HSP6100EN - Intro to Palliative Care Concepts

Course description

With the rise of chronic illness, increased life expectancy, and complex medical technology, palliative care offers quality of life to those facing life ending or life limiting illness. In this course, students will read, discuss, and engage the basic concepts of palliative care. Students will explore contemporary issues in healthcare that challenge patients coping with advanced illness. This course prepares caregivers to advance in their practice of tending to those facing serious illness.

How this course benefits students

Students who will work with seriously ill patients must understand the essential components of good palliative care. Students will come away with this understanding and will find it a foundation to build upon through other coursework and life experiences.

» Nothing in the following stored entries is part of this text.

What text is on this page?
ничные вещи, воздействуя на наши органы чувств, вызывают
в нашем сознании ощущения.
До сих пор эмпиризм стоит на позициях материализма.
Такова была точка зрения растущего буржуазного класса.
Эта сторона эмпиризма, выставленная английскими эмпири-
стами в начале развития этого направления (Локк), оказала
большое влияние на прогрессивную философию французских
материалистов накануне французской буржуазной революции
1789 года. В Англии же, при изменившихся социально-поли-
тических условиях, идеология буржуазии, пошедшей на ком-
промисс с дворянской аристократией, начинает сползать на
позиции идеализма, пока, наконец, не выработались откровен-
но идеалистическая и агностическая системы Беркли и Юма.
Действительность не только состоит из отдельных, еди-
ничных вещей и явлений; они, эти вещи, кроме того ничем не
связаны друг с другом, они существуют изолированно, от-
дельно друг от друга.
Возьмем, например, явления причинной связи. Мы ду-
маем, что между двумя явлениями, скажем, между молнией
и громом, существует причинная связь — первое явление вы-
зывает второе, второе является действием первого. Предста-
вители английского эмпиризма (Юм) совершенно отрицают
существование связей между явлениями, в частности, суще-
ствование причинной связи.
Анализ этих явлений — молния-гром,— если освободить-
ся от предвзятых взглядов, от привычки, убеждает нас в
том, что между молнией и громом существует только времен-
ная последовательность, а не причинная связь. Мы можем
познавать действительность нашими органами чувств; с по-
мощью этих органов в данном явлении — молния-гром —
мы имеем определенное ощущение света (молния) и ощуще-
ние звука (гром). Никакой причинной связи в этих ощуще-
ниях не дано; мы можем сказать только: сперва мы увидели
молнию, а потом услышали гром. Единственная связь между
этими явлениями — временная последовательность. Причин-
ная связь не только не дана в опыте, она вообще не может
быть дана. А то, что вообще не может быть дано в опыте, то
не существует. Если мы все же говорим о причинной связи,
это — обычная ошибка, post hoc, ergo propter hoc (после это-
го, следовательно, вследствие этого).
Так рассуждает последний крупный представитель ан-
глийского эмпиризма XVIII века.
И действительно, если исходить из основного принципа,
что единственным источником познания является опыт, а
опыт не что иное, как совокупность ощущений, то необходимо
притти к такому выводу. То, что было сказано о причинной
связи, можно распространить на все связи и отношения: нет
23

Why this course is important

As people live longer and with more chronic illnesses, palliative care is becoming more and more a part of a person's care. It is essential that people of faith understand and engage with palliative care in their communities so faith has a voice in this critical time in people's lives.

Credit hours
3 hours
Subject area
Hospice & Palliative Care
Educational level
Master
Learning type
Instructional
Prerequisites
None
Upcoming terms
Pending
* Schedule subject to change. Please contact the Registrar's office with schedule questions.
Professor
Dr. Lenny Marshall, BCC, Professor of Hospice & Palliative Care

How this course relates to missional core values

Biblically based

Jesus speaks of the "body, soul, mind, and strength" as interrelated elements of a person's being. Palliative care is concerned for the whole person.

Missionally driven

The rise of palliative care reflects a work of God in making the healthcare system more concerned with the whole person. For spiritual caregivers to share in this work is to join God where He is actively at work.

Contextually informed

A person who engages palliative care is likely struggling with critical life and death matters. The well-trained spiritual caregiver will know how to meet those specific spiritual needs.

Interculturally focused

Palliative care is committed to care for all. This provides the spiritual caregiver the opportunity to engage people of diverse faith and cultural backgrounds.

Practically minded

Students will develop skills that will help them meet particular needs of seriously ill patients and will help the student reflect on his or her own mortality and care needs as they age.

Experientially transformed

Students will move beyond the virtual classroom to seek out palliative care as it is working in their own communities and context.